A comunicação entre a Amazônia brasileira e o Caribe apresenta possibilidades de investigação estratégica para a consolidação de um campo de estudos que tem na cultura um elemento central para a compreensão de processos sociais, políticos, territoriais e econômicos – processos esses que singularizam o Amapá como formação social por excelência da comunicação entre Amazônia e Caribe. Ao mesmo tempo, construir conhecimento para a compreensão das práticas e dinâmicas socioculturais que produzem uma realidade povoada pela inter-relação entre culturas ameríndias, africanas, europeias e asiáticas e suas respectivas confluências globais e locais se apresenta como possibilidade de integração regional pela via da produção de conhecimento, desde as realidades e contextos singulares que marcam essa região onde Amazônia e Caribe se encontram e se entrelaçam pela via de marcas, práticas, processos e perspectivas culturais originais.

A proposta de uma agenda de Estudos Interdisciplinares em Cultura surgiu a partir da necessidade e da possibilidade de compreender o território do Amapá como intersecção entre Caribe e Amazônia a partir da pesquisa no campo da cultura e suas implicações nas esferas sociais, políticas e econômicas. A Universidade Federal do Amapá, na região, tem se empenhado a construir relações institucionais para cooperação técnico-científica na região do Platô das Guianas. Nessa perspectiva, o Programa de Mestrado em Estudos de Cultura e Política contribui nesse processo de desenvolvimento institucional da UNIFAP, no trabalho de produzir conhecimento sobre a região, porém ressaltando a esfericidade de sua formação social nessa intersecção, única em toda a América Latina, entre sociedade amazônica e cultura caribenha.

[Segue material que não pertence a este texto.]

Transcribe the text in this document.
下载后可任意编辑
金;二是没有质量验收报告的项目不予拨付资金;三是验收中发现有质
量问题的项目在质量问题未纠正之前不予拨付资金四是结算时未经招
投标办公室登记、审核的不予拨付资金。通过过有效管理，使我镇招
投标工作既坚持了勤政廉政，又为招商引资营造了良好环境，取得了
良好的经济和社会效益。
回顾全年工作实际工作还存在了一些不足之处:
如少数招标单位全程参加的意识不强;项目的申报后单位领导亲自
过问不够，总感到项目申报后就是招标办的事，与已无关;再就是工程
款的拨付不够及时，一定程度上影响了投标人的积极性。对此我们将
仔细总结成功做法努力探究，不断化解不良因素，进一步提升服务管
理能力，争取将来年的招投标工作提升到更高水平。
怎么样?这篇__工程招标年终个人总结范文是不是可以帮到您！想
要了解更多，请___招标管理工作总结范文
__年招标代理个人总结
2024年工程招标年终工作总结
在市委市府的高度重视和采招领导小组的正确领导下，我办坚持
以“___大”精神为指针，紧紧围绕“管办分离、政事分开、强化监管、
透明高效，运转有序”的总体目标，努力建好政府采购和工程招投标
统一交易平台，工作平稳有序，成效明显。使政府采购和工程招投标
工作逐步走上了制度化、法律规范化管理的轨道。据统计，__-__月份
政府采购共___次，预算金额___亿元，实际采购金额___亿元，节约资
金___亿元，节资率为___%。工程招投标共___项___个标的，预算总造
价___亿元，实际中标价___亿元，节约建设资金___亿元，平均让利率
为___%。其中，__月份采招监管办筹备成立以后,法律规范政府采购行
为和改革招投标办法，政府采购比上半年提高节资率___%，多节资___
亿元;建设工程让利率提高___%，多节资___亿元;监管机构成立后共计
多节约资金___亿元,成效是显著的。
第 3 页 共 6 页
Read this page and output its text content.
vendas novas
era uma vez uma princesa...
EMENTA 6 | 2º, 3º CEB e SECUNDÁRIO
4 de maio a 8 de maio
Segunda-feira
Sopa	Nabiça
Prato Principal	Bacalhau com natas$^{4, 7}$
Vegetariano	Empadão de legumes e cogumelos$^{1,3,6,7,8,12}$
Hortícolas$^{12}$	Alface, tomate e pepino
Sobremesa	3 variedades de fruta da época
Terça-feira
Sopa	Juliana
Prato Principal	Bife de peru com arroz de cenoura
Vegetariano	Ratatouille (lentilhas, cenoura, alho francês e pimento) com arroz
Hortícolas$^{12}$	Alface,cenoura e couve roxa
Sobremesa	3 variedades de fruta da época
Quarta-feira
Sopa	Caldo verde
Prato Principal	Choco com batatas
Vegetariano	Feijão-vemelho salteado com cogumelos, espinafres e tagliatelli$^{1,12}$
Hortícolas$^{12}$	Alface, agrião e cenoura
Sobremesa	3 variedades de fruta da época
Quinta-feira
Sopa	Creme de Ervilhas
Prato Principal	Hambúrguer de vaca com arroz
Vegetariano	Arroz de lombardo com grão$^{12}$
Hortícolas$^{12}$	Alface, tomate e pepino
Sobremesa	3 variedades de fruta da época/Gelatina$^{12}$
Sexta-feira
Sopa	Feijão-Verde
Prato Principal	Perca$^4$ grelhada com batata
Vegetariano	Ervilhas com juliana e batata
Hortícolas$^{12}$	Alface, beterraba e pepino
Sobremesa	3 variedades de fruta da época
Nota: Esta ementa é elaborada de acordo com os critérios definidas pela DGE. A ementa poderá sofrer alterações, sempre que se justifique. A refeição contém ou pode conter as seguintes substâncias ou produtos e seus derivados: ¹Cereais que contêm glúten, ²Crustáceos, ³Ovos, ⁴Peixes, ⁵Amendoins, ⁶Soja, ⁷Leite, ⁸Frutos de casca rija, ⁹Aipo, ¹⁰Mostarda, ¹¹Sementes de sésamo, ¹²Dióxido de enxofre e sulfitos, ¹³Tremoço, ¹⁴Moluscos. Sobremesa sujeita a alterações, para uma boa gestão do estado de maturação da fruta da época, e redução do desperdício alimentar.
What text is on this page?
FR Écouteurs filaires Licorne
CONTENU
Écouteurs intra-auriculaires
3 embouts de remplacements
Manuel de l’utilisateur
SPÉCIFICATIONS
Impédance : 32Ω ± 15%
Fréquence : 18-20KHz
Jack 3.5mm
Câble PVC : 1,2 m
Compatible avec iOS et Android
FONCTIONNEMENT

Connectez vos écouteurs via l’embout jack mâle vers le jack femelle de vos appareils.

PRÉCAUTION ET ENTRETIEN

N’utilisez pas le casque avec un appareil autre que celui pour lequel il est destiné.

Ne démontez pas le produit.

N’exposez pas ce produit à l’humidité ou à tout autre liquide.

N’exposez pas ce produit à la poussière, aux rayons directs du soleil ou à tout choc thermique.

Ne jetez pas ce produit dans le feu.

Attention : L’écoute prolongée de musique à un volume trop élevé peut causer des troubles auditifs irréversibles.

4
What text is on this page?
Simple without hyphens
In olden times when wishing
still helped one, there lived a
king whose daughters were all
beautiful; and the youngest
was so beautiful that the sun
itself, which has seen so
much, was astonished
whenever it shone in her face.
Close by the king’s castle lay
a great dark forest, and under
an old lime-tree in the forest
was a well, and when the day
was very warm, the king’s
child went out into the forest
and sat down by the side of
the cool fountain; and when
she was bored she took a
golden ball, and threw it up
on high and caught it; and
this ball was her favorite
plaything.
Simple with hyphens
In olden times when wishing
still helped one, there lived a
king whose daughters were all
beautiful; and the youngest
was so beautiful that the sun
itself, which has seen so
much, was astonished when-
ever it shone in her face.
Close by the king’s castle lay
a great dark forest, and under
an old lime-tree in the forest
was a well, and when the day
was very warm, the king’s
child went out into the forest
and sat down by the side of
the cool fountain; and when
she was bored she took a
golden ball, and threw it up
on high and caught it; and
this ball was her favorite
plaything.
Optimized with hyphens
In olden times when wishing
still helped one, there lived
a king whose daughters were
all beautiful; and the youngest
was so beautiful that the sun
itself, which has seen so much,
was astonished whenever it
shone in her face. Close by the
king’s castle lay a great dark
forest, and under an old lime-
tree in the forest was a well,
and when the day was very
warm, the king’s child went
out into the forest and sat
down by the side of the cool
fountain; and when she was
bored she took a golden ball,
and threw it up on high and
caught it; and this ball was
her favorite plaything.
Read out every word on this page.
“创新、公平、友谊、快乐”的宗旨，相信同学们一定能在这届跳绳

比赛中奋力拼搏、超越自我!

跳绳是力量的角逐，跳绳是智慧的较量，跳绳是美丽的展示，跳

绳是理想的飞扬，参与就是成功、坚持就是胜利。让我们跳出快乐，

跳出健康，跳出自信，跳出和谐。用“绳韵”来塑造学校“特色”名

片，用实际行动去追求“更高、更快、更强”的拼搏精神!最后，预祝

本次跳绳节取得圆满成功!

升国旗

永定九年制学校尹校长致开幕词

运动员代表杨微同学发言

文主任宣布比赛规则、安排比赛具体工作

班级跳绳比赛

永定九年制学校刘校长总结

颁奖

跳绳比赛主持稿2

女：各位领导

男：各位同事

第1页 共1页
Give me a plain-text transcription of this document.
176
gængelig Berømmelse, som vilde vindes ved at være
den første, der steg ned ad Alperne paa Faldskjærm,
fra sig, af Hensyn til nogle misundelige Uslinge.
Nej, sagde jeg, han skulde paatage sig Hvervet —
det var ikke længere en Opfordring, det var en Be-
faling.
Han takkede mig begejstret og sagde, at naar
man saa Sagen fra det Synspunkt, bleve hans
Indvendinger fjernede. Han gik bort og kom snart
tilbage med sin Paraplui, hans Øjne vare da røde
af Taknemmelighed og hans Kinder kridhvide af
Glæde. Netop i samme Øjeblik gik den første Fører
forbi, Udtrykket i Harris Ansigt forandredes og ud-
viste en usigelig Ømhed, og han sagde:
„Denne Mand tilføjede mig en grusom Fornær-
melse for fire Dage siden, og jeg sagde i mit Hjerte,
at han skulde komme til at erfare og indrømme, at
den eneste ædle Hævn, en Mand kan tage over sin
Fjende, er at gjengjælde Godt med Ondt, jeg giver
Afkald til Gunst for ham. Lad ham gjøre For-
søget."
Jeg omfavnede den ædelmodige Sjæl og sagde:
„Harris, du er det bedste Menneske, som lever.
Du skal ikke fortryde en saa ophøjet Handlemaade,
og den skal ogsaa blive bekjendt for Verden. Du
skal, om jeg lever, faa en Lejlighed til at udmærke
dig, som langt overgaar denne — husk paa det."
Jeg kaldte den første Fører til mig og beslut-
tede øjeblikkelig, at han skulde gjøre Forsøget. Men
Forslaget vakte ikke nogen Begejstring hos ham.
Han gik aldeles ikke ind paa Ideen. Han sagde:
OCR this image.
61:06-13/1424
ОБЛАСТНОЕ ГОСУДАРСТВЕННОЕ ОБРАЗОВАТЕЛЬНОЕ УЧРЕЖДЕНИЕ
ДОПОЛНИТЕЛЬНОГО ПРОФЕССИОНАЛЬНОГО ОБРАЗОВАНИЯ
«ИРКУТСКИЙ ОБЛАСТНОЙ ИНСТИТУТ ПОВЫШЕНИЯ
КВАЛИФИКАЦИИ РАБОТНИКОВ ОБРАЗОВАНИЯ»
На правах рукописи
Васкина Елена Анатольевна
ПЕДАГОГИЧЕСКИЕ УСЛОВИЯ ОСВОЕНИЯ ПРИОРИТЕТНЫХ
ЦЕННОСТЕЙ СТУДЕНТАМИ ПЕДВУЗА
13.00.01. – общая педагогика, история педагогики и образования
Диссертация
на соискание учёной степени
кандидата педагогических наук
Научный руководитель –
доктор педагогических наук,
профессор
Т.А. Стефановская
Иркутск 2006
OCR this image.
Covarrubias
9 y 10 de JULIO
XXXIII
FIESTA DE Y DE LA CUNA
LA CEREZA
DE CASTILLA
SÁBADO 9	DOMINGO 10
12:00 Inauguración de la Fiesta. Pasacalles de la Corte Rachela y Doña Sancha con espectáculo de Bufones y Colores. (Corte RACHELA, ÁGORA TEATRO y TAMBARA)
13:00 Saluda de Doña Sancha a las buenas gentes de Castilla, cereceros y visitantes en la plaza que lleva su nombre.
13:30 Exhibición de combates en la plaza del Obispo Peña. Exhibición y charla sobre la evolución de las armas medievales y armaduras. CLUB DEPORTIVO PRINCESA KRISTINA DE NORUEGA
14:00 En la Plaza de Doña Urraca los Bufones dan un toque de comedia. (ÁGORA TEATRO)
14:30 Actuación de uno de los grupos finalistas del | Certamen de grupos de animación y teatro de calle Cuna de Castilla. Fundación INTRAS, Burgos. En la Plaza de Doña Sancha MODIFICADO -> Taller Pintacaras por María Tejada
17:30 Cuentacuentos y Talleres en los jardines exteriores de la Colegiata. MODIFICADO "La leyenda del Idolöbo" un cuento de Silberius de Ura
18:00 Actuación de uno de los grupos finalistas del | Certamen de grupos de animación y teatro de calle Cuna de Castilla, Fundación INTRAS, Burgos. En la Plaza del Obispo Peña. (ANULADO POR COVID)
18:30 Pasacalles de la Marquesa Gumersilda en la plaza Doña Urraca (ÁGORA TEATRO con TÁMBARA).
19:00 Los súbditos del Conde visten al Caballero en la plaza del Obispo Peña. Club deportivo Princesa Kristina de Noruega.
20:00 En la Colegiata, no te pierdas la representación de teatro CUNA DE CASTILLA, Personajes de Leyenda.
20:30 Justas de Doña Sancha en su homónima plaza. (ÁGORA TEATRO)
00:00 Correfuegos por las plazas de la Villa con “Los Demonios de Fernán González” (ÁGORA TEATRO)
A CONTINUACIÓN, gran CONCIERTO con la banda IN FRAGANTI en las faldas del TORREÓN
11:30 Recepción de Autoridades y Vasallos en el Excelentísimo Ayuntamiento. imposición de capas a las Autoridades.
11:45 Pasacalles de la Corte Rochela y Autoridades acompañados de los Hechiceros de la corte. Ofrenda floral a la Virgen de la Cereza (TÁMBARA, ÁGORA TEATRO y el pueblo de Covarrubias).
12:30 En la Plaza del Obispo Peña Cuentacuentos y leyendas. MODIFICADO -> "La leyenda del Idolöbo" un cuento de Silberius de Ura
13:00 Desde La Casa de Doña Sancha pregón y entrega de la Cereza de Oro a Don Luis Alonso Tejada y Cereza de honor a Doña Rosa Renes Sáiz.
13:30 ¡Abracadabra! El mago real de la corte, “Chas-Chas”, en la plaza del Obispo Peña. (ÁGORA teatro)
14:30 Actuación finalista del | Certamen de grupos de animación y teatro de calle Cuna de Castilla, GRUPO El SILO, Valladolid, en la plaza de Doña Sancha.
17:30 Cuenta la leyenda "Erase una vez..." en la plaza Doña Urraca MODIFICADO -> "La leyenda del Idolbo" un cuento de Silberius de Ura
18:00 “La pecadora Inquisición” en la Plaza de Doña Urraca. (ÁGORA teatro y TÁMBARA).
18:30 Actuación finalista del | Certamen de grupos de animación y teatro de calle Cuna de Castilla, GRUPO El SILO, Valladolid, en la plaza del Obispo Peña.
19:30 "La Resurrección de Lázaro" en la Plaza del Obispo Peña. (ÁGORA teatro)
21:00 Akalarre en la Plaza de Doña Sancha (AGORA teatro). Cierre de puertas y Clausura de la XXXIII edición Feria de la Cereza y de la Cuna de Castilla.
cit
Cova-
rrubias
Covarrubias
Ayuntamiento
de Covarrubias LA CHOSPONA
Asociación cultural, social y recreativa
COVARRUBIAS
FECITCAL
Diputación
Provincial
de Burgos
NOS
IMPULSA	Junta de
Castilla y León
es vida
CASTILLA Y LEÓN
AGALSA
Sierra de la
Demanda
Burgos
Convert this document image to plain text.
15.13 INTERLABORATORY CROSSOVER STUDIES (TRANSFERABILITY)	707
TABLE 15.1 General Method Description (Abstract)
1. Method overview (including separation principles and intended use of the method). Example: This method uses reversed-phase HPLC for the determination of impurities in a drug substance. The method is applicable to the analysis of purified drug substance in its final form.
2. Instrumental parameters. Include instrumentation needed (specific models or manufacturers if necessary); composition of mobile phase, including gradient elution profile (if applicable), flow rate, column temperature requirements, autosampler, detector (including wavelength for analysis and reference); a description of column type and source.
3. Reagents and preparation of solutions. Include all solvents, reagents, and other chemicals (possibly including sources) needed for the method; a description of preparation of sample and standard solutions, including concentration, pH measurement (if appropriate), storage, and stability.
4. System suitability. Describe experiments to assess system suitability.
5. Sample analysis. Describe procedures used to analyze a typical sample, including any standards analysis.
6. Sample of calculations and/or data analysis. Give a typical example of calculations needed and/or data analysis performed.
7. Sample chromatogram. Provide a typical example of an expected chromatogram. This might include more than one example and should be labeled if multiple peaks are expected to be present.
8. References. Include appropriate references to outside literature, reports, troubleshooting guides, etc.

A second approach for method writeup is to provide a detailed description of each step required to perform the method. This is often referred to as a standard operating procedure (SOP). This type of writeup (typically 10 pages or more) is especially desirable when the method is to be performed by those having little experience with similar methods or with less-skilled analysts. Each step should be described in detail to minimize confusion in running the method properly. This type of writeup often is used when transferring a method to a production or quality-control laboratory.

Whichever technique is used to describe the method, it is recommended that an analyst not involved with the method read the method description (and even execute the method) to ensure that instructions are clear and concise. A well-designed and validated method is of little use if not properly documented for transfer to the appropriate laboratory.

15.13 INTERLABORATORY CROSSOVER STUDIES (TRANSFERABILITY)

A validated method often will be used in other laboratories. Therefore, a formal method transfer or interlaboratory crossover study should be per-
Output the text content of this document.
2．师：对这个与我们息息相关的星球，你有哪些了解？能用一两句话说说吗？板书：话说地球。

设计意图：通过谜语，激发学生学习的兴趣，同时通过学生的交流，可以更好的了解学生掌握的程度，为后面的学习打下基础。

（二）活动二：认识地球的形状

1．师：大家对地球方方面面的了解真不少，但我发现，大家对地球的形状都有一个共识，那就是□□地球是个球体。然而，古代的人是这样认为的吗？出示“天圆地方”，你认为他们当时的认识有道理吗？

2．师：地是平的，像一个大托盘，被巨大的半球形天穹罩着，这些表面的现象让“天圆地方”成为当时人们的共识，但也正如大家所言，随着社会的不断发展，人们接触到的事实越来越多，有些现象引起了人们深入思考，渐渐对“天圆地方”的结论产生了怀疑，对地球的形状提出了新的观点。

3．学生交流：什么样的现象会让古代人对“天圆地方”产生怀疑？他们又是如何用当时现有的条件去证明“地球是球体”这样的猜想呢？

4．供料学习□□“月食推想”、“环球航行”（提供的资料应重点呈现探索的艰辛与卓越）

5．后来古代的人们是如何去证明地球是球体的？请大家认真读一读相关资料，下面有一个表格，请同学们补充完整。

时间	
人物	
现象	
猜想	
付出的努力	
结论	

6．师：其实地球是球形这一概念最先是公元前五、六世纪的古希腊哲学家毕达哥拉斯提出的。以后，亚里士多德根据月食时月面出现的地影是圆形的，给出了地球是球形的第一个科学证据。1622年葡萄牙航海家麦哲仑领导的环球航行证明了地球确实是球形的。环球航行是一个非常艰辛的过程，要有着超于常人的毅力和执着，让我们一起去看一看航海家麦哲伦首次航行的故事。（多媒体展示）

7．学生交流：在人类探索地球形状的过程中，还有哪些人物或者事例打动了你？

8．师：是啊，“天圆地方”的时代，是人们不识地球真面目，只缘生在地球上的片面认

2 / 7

A institucionalização de uma agenda de investigação permanente e sustentável de estudos de cultura e política se apresenta assim como possibilidade de consolidação e fortalecimento das redes de pesquisa do estado do Amapá no contexto regional, visando sobretudo discutir e dialogar acerca das especificidades, diferenças e verossimilhanças em diálogo situado nos estudos das práticas e processos socioculturais. Atualmente, a Universidade Federal do Amapá tem cooperação na região da Amazônia Caribenha com cinco outras universidades, além de uma rede de universidades na América Latina e Europa. O estreitamento das redes de cooperação dos países, por meio de programas de pós-graduação e pesquisadores, não só garante diálogo inter-regional como se torna uma via à internacionalização da área de estudos sobre cultura e política na Amazônia Caribenha, garantindo inserção no circuito de produção científica na área de Estudos Interdisciplinares em Cultura.